Psychopharmacology has become a cardinal feature of psychiatric treatment for adolescents in the 21st century.1,2 Successful transition of youth with psychiatric disorders from the initial treatment to long-term management is fraught with pitfalls that can sabotage success. A major conundrum is lack of adherence to recommended psychopharmacological regimens. Limited adherence (nonadherence, nonconcordance) can be a major sticking point in the management of chronic illnesses—both psychiatric and medical.3As noted in Table 1, there are many determinants for this.
This discussion focuses on approaches to improve medication adherence, particularly in reference to helping adolescents remain on recommended psychopharmacological regimens when transitioning from acute to long-term maintenance.
For physicians, improving patient adherence to medication recommendations has proved to be a complex task. Even patients who have been court-ordered to treatment show limited follow-through.4 There is no established evidence-based strategy that improves medication adherence in all cases.5 Poor treatment response is a warning sign of nonadherence. When clinical progress is not seen, counseling an adolescent patient about the need for the medication, getting the patient to “buy-in” to the recommended medication(s), and working on the therapeutic alliance will usually result in better adherence than simply switching to another medication, increasing the dosage, or adding another medication.
While the adult literature on nonadherence is considerable, there is a dearth of publications regarding this dilemma in children and adolescents. Two recent articles have proposed theoretical models to help us understand the origins of nonadherence in this population, with suggestions on strategies to improve it.6,7 Most authors propose similar strategies to improve medication adherence, which generally include discussing with patients the importance of medication, setting up rewards, providing handouts, increasing education of both patient and parents/caregivers, sending reminders about appointments, and using supplementary health care workers in the education process (eg, nurses, social workers, primary care clinicians).8 In addition to specific techniques, the regular day-to-day clinical encounters psychiatrists and patients have can do much to augment adherence.
Building patient rapport
Limited communication may contribute to nonadherence; therefore, efforts to build a mutually beneficial rapport should begin during the initial evaluation. Allow enough time to establish an effective communication pattern with the patient. Minimal time spent may lead to the patient’s lack of respect for the clinician and to problems with treatment recommendations. If the initial clinician is not overseeing the long-term maintenance management, the new clinician who becomes involved will need to start building rapport from the beginning.
What is already known about transitioning psychopharmacology in children and adolescents?
■ Psychopharmacology is important for adolescents with psychiatric disorders, but many youths become treatment-nonadherent. Getting them to take their medications regularly is very challenging, and research in this area of child and adolescent psychiatry is limited.
What new information does this article provide?
■ Try a variety of techniques to improve compliance based on knowledge of the specific patient as well as the patient’s disorder. Good rapport with the patient is crucial. You and the office staff must be accepting of the often difficult adolescent patient. The patient’s consent on treatment choice is vital to improve compliance with medications. Personalize strategies to ensure treatment adherence (eg, texting reminders regarding medication, using e-mail for any questions that arise outside of office visits).

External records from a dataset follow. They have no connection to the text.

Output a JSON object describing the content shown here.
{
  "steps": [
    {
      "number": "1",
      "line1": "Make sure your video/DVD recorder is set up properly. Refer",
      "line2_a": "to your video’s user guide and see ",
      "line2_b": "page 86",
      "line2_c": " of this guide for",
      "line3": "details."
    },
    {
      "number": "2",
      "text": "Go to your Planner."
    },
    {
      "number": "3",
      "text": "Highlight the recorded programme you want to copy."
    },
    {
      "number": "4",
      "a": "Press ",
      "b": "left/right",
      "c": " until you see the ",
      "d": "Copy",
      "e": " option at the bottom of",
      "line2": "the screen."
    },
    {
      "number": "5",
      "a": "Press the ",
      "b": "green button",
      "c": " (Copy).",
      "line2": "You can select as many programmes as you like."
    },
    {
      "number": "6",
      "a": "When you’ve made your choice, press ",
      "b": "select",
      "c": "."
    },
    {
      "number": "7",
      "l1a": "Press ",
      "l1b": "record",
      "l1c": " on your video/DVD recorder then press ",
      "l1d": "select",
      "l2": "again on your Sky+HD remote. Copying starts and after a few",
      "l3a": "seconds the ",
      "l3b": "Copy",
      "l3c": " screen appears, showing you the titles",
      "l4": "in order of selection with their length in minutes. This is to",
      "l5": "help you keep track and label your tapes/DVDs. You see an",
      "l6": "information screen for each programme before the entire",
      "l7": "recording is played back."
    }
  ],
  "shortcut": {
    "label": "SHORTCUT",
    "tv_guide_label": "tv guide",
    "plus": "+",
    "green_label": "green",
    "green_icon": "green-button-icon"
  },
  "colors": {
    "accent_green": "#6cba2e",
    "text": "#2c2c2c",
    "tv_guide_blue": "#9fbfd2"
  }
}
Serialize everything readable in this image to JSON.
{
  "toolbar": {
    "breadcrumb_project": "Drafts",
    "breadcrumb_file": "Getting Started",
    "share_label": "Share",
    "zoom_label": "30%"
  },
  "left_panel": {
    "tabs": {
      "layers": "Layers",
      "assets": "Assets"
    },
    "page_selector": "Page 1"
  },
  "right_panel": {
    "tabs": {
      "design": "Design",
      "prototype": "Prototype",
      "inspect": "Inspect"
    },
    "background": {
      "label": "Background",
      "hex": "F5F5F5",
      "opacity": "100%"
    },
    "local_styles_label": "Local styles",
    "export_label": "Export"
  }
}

What are the implications for psychiatric practice?
■ Adjust the schedule so more time can be spent developing a healthy and mutually beneficial therapeutic alliance. Keep good notes that provide information about what makes this patient “tick.” Do not rely on the patient’s diagnosis alone; treat comorbidities as well. Avoid coercion—you cannot “force” the patient to take medications. If you do not get the adolescent’s “buy-in,” expect limited compli-ance. You will be working with this patient over a long period, and you have time on your side.
Successful treatment requires engaging the young patient in the health care process according to his or her cognitive level and psychiatric diagnosis. The 6 A’s of basic outpatient care are availability, accessibility, approachability, acceptability, appropriateness, and affordability.9 Competent caring for an adolescent with a chronic condition will not occur if the clinician is not readily accessible. Evening hours often work well for saturnine youths who may not be appreciative of an early morning visit, when circadian rhythms are not well aligned. If the clinician is not—or does not appear to be—approachable, he or she will not be successful in dealing with a youth’s intimate and complicated mental health issues over the long term. It is difficult to establish a beneficial alliance if the youth finds it difficult to see the clinician or is forced to see one that he does not trust.
The patient should feel that he is liked. Adolescents need a warm and accepting milieu. Malignant attitude problems may come from the young patient or his parents, but they should never arise from the office personnel. Because cost is an increasingly common barrier, the care should be affordable to the patient and family.